Notons que les représentations graphiques et sculpturales étaient inconnues du Ruanda-Urundi précolonial ;

La vue est douée de puissance matérielle ;

Le primitif croit que des éléments matériels nuisibles aux êtres vivants le sont également aux esprits, d’où l’emploi, à des fins magiques, de pointes, d’armes, d’odeurs et de goûts nauséabonds, de couleurs dangereuses, de roches, de perles et de coquillages, de ligatures de vie formant pièges, d’animaux et de plantes à caractères magiques spécifiques. A l’opposé, le primitif croit aux vertus bénéfiques de certains objets comportant un caractère interne de force comme les métaux et certaines roches, ou de pureté : eau, feu, couleurs blanches et jaunes, purges. Nous nous trouvons ici au point de départ de toute la magie qui prétend produire à l’aide de moyens matériels des effets contraires aux lois naturelles.

Aspect magico-mystique.

Parmi les structures psychologiques traditionnelles caractéristiques de l’indigène du Ruanda-Urundi, nous devons encore mettre en évidence l’aspect magicomystique.

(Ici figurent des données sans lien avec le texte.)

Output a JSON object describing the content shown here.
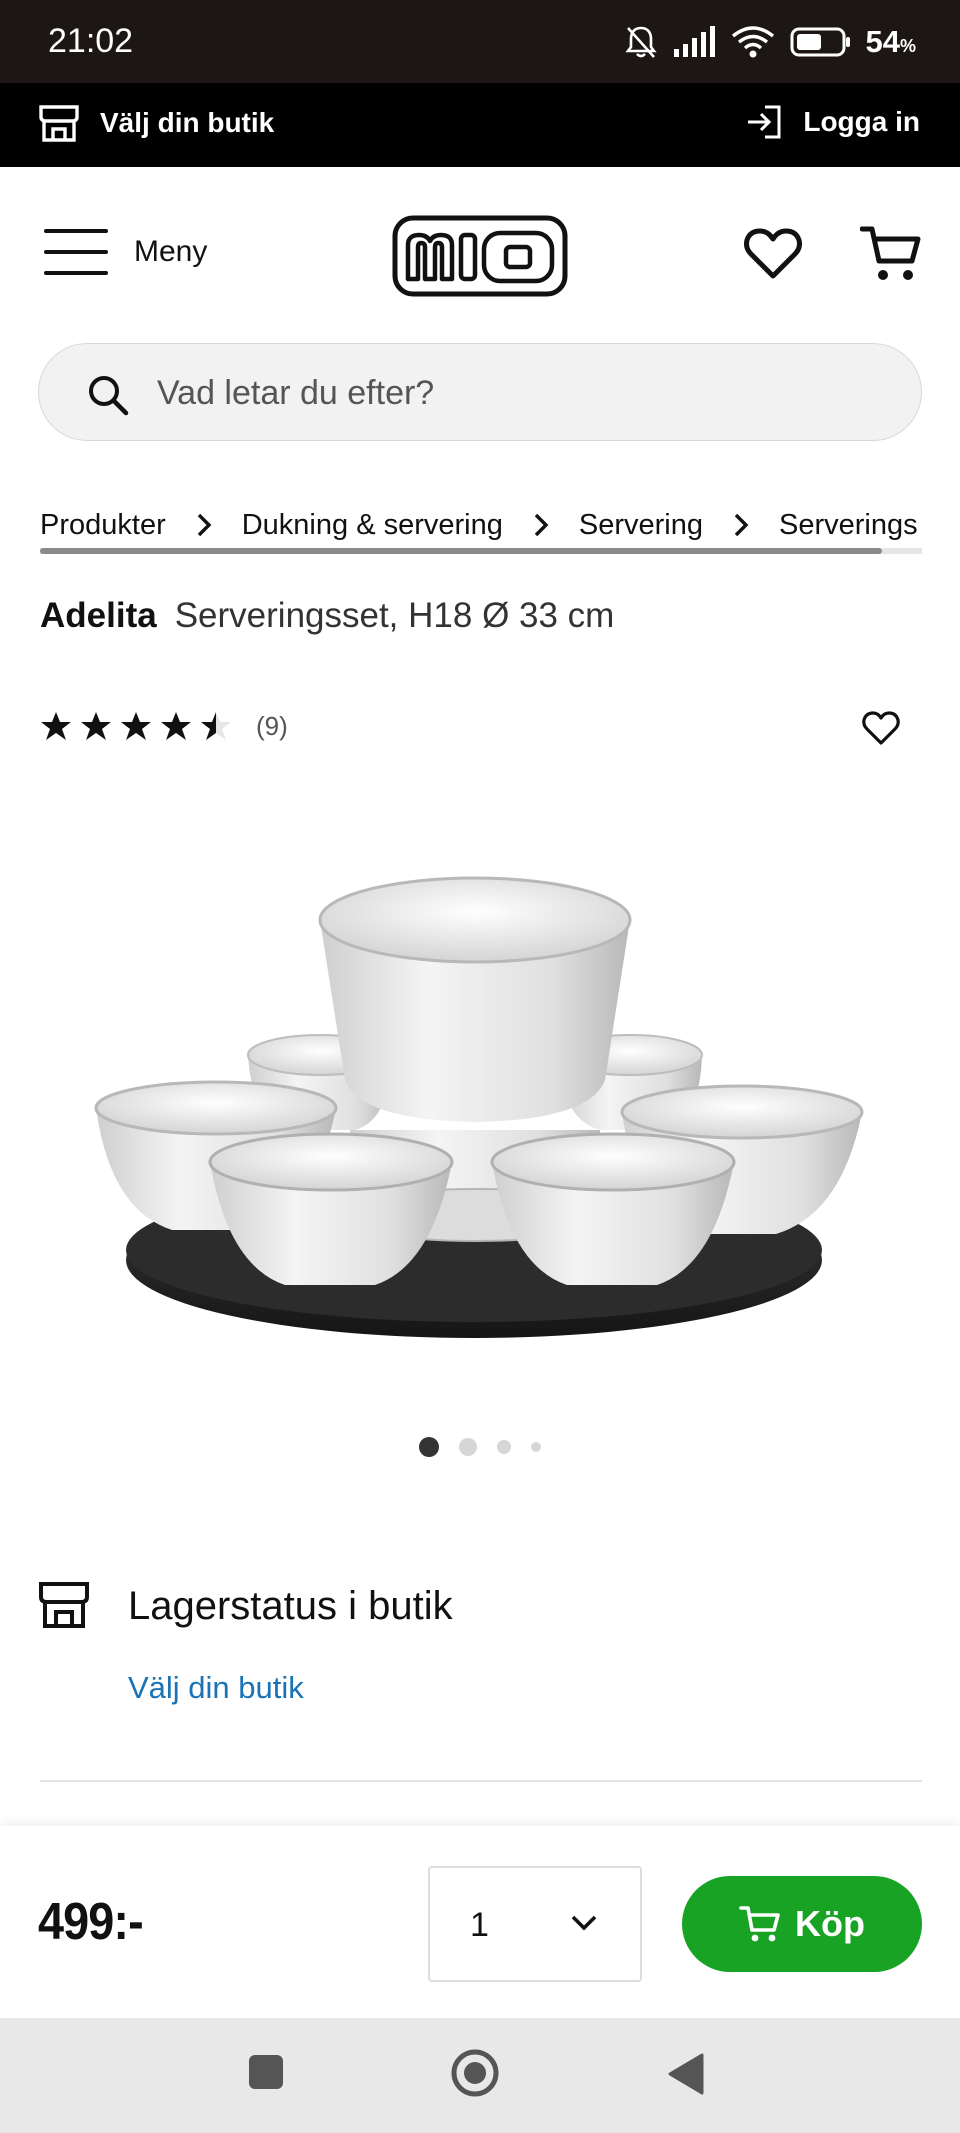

Dans la magie, qu’elle soit blanche ou noire, l’homme prend un aspect actif ; il s’imagine, eu égard à la conception de la toute-puissance de l’idée, de la parole et du geste, qu’il est capable d’imprimer une certaine direction non seulement à son destin, mais encore à celui d’autrui et aux événements de la nature tels que la course du soleil, la chute des pluies, l’extermination des insectes déprédateurs, la fécondité du bétail et des champs, etc. L’indigène croit qu’il lui suffit de réaliser un phénomène en apparence semblable pour provoquer la réalisation du phénomène désiré. Pour l’homme magique, l’univers est un objet qu’il entend soumettre à sa volonté. Il croit à la puissance propre de certains objets matériels présentant des qualités bénéfiques, ce sont les amulettes ; il réalise des complexes magiques bénéfiques pour lui et maléfiques pour ses ennemis, complexes dans lesquels il incorpore sa volonté selon un rituel déterminé, ce sont les charmes et les talismans.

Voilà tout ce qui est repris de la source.